Speed is of the essence

So far, Dish has been able to blunt the impact of customer losses with higher prices. Last quarter's average revenue per user of $88.76 was notably more than the figure of $85.03 reported for the first quarter of 2019. That pricing power isn't going to last forever, though. The cord-cutting movement has already done damage to the entire cable industry, and as more and more alternatives to cable take shape, consumers will only be willing to pay less -- not more -- for cable service. Success on the wireless front is something of a must-do for Dish Network.

Then there's the not-so-small matter of timing.

Dish will scoop up Boost and Virgin Mobile customers it secured with the merger of Sprint and T-Mobile.
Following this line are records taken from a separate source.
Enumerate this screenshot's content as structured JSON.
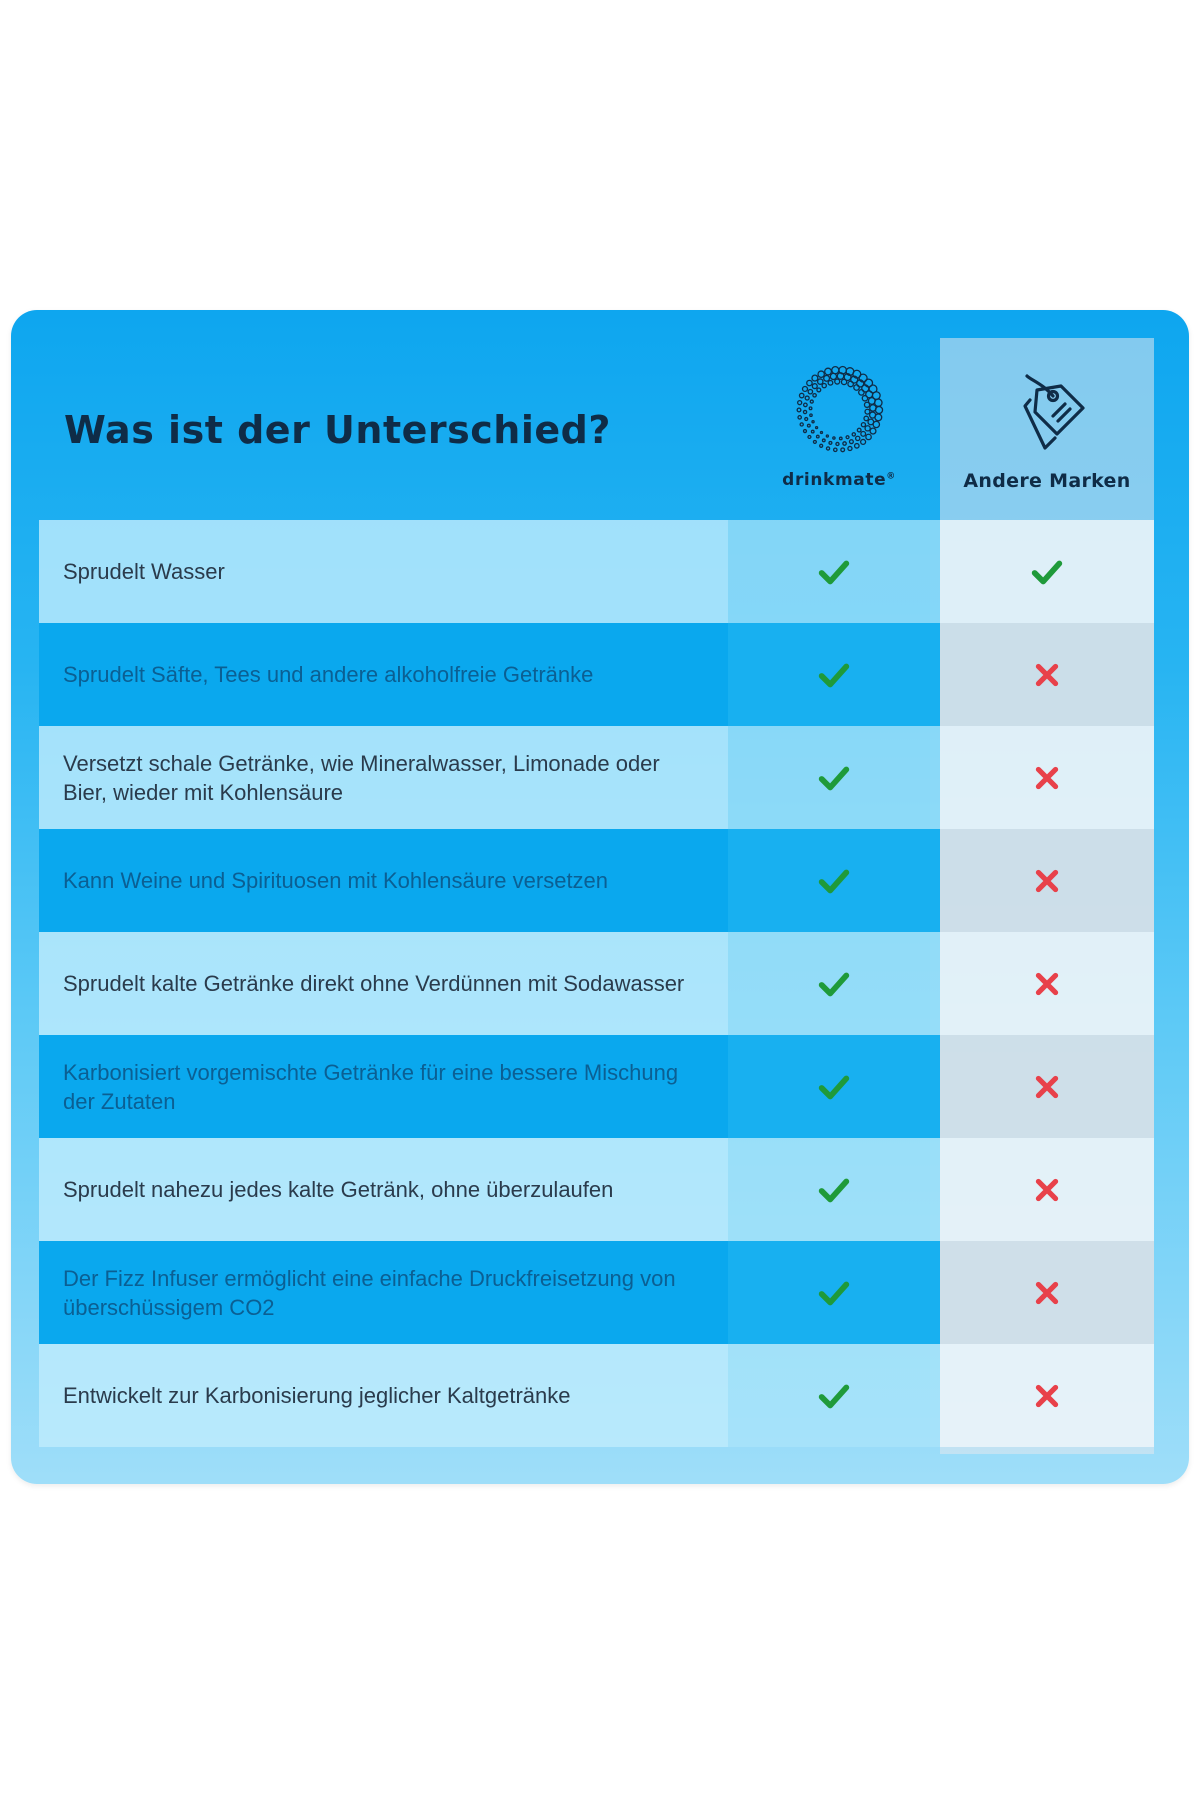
{
  "header": {
    "title": "Was ist der Unterschied?",
    "brand_name": "drinkmate",
    "brand_registered": "®",
    "other_brands_label": "Andere Marken",
    "brand_logo_icon": "drinkmate-bubble-ring-icon",
    "other_brands_icon": "price-tag-icon"
  },
  "colors": {
    "check": "#1f9a3a",
    "cross": "#e8414a",
    "title": "#0f2c47",
    "card_blue": "#0ea6ef"
  },
  "rows": [
    {
      "feature": "Sprudelt Wasser",
      "drinkmate": "check",
      "other": "check"
    },
    {
      "feature": "Sprudelt Säfte, Tees und andere alkoholfreie Getränke",
      "drinkmate": "check",
      "other": "cross"
    },
    {
      "feature": "Versetzt schale Getränke, wie Mineralwasser, Limonade oder Bier, wieder mit Kohlensäure",
      "drinkmate": "check",
      "other": "cross"
    },
    {
      "feature": "Kann Weine und Spirituosen mit Kohlensäure versetzen",
      "drinkmate": "check",
      "other": "cross"
    },
    {
      "feature": "Sprudelt kalte Getränke direkt ohne Verdünnen mit Sodawasser",
      "drinkmate": "check",
      "other": "cross"
    },
    {
      "feature": "Karbonisiert vorgemischte Getränke für eine bessere Mischung der Zutaten",
      "drinkmate": "check",
      "other": "cross"
    },
    {
      "feature": "Sprudelt nahezu jedes kalte Getränk, ohne überzulaufen",
      "drinkmate": "check",
      "other": "cross"
    },
    {
      "feature": "Der Fizz Infuser ermöglicht eine einfache Druckfreisetzung von überschüssigem CO2",
      "drinkmate": "check",
      "other": "cross"
    },
    {
      "feature": "Entwickelt zur Karbonisierung jeglicher Kaltgetränke",
      "drinkmate": "check",
      "other": "cross"
    }
  ]
}
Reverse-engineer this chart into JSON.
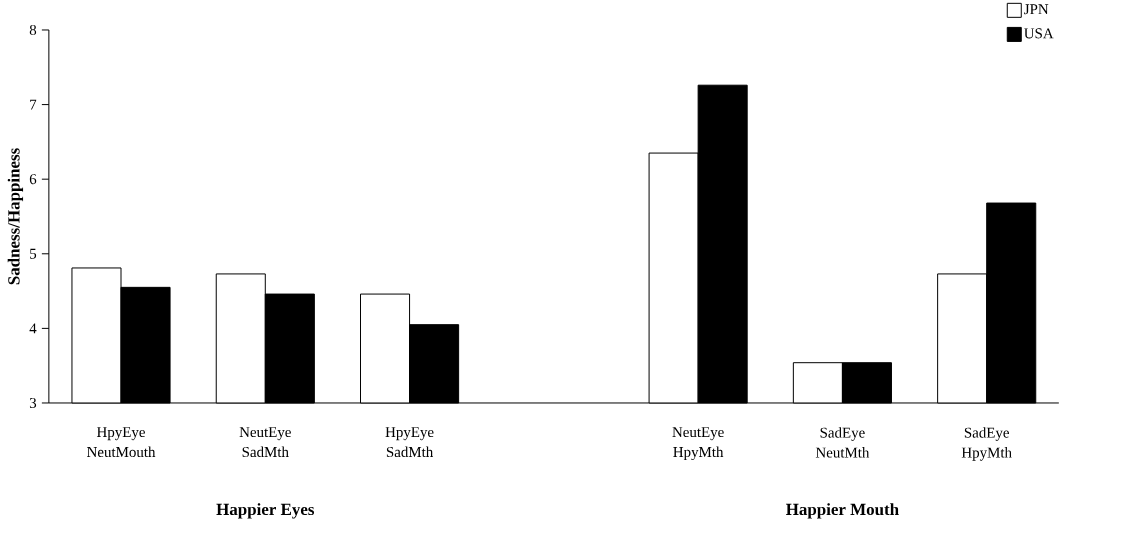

It's also got a respectable trove of licensed spectrum it can use to expand right away. Ergen further believes he can keep the cost of building a nationwide wireless 5G network to only about $10 billion by virtualizing it with software, as opposed to the use of conventional hardware.

The price tag is questionable, given AT&T's struggle to realize meaningful savings through its virtualization efforts. And even if the cost estimates are on target, Dish is largely starting from scratch. After T-Mobile and Sprint got the legal green light to merge earlier this year, Dish affirmed that by June of 2023, it would still only be able to offer 5G service to about 70% of the country's consumers. Considering all the other major mobile names are ready to bring 5G to a lot more people, a lot sooner, Dish's outlook isn't exactly thrilling. Rivals will have three years to get entrenched.

In light of the company's current trajectory, it could be a long three years.